His mouth hung open for a heartbeat before snapping shut. For a long moment, he just stared at me, like he was trying to decide how much I could handle.
Or how much he was willing to give.
“This is… difficult. For me.”
I swallowed the automatic huff that tried to escape. That wasn’t anything I hadn’t already figured out, so I waited for more.
“The bond is not only instinct. It is not only… physical or sharing emotions.”
His gaze returned to the wall as if he couldn’t look at me while he explained.
“It changes things. Priorities. Warriors believe bonding makes an alpha weak.”
I tilted my head, trying to figure out why they would think that. Physically, nothing had changed about Rhydek besides a new glowing mark on his chest, so his strength remained.
But he was now connected to me. If this wasn’t specific to bonding Humans, then it was about emotions and his mental state. If his affected mine, then the reverse would have to be true.
“I can see that. Kael and Serenya are bonded, is he weak?”
That earned the faintest twitch of his mouth, and he met my gaze again.
“He had to fight to prove it didn’t weaken him. I doubt anyone will challenge me the same way, but it will take time for the bond to settle. Right now, everything is… heightened.”
“So, you need to avoid me?”
A flash of irritation tightened his features before he sighed. Rubbing the back of his neck with one hand, he let it drop and shrugged.
“I’m not avoiding you. I am ensuring I do not—”
He cut himself off, turning away from me again with a huff. I understood it was hard to open up to someone, but since we were tied together, I was going to feel it anyway.
I leaned forward and placed a hand on his arm to pull his focus back to me.
“Do not what?”
His jaw tightened again and his kethra shone yellow. I waited for him to say he didn’t want to fall for me, mislead me, or some other drivel that matched his actions prior to my heat.
“That I don’t hurt you.”
My thoughts froze. That wasn’t what I’d expected, and I leaned back to study him. The lingering frustration drained away once I knew why he seemed to waver so much.

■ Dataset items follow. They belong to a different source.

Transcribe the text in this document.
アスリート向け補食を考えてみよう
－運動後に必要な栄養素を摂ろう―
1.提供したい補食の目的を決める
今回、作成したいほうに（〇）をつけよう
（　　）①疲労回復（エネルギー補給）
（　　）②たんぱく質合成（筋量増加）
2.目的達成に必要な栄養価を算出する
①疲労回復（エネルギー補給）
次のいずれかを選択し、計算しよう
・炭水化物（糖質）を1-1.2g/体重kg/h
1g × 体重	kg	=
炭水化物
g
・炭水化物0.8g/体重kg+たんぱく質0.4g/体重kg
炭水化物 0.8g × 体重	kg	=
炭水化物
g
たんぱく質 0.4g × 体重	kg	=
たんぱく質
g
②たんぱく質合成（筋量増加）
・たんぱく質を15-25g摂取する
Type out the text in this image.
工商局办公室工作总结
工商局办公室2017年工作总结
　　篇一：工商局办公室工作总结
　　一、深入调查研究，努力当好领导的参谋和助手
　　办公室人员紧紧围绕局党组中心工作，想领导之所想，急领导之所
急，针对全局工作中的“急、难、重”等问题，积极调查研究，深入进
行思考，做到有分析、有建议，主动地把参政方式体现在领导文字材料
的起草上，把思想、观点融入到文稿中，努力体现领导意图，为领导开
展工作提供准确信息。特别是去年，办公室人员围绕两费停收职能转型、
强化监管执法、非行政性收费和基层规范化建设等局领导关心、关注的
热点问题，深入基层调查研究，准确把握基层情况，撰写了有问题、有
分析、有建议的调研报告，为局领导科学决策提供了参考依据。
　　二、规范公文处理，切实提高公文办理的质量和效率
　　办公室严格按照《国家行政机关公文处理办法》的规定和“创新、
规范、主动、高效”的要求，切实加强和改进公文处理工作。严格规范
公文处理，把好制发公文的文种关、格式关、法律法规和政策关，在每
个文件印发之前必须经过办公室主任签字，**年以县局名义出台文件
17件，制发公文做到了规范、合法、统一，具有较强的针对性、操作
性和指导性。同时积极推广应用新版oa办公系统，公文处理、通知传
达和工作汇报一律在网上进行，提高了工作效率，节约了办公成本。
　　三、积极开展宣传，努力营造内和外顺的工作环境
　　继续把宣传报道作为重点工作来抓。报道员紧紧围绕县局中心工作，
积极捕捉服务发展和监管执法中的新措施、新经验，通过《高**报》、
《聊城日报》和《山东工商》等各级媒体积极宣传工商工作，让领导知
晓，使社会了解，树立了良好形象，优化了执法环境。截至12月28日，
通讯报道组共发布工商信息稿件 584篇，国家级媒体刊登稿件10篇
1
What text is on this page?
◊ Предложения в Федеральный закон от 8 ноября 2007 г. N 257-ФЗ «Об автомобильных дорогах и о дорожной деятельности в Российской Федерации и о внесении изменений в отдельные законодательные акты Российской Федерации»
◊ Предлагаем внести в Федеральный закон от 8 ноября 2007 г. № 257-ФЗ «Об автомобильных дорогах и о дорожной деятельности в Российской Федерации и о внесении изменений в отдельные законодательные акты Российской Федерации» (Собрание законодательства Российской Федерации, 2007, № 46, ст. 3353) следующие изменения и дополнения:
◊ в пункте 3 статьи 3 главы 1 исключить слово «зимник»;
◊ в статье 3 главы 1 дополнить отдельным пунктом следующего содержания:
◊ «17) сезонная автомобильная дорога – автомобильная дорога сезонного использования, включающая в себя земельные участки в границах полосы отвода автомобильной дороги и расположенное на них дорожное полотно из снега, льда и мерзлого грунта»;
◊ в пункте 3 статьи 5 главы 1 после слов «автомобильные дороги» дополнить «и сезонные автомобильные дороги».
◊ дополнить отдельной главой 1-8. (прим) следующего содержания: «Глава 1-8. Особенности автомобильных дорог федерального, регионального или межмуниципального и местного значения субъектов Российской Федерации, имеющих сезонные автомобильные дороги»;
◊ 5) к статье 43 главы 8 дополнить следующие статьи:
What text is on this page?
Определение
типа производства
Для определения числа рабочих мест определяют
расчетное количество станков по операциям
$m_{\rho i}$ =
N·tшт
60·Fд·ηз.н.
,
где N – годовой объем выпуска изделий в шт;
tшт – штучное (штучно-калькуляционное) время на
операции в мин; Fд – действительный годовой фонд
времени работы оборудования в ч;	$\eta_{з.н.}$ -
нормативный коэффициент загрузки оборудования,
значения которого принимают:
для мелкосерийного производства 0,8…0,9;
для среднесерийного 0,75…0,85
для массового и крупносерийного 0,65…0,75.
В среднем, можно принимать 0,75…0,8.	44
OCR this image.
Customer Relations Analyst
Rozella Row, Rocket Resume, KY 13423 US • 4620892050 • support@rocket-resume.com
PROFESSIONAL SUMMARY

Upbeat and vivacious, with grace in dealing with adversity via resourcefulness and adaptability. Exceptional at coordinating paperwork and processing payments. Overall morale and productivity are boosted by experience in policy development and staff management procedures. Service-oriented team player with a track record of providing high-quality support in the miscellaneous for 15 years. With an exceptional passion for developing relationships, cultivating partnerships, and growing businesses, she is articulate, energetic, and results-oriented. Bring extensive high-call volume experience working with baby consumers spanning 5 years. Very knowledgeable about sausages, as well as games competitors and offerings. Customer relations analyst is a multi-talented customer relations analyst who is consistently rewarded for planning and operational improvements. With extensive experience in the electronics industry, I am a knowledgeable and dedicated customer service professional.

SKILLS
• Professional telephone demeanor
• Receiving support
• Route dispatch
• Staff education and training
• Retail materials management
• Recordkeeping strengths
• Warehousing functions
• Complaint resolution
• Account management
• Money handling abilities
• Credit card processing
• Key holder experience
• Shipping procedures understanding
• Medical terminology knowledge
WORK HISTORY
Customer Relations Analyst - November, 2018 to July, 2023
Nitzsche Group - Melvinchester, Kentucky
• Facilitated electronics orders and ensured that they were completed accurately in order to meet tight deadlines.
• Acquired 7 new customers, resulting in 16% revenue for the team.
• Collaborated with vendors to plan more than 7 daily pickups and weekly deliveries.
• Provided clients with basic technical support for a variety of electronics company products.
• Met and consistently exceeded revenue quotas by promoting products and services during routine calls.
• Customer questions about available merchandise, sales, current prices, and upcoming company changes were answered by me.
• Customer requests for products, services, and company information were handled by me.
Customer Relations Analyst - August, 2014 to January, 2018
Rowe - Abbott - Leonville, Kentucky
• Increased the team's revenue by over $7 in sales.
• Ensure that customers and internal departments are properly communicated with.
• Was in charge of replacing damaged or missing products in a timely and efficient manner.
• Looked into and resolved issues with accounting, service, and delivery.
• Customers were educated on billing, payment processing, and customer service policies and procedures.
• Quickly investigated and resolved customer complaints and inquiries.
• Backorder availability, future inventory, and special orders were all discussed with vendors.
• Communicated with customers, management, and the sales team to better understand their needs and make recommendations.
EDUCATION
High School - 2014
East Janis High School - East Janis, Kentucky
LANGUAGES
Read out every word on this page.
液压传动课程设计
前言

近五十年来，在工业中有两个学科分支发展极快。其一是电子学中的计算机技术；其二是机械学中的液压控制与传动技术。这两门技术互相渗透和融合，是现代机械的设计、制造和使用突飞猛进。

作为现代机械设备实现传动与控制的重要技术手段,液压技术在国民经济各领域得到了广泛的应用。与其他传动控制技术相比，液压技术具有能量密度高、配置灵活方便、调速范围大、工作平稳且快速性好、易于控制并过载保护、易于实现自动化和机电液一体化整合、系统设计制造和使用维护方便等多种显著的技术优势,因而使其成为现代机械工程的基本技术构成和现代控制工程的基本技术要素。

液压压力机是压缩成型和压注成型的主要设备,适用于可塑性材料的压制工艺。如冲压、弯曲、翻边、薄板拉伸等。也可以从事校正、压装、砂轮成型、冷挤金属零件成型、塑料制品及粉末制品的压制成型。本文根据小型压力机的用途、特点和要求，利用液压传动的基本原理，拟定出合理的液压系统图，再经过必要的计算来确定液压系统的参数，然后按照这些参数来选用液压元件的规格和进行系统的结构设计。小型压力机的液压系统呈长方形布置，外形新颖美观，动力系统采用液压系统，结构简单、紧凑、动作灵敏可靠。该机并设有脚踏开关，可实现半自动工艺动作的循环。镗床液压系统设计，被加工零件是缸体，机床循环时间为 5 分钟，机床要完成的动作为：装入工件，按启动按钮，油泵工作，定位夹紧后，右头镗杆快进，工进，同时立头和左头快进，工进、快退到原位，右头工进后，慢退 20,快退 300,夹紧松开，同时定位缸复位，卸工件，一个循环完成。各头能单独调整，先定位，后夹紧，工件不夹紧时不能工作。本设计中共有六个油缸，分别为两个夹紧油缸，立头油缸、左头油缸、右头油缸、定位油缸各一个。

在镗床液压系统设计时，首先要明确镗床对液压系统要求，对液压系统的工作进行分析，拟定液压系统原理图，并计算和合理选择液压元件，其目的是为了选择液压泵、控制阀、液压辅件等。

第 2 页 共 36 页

“You’re not going to hurt me, Rhydek.”
His eyes narrowed and I felt the way he rejected what I’d said without him having to voice it.
“You don’t know that.”
Lips twisting, I scoff.
“The type of person who hurts another is not the same one who worries about hurting them. The fact that you think you might, proves you won’t.”
It wasn’t entirely true, accidents happened, but knowing he feared hurting me gave me enough assurance to quell any worry I might have had, even though Rhydek had never given me reason to be concerned. He was intense and sometimes rough, but he’d never been cruel.
Rhydek didn’t respond, but the tension in him seemed to ease. It wasn’t gone, but it was less intense than before.
I let the silence stretch without pushing him further. Knowing what made him keep pulling away made it easier to accept, and while I hoped we could get past it, I knew fears like that had a tendency to pop up again. It was going to take time.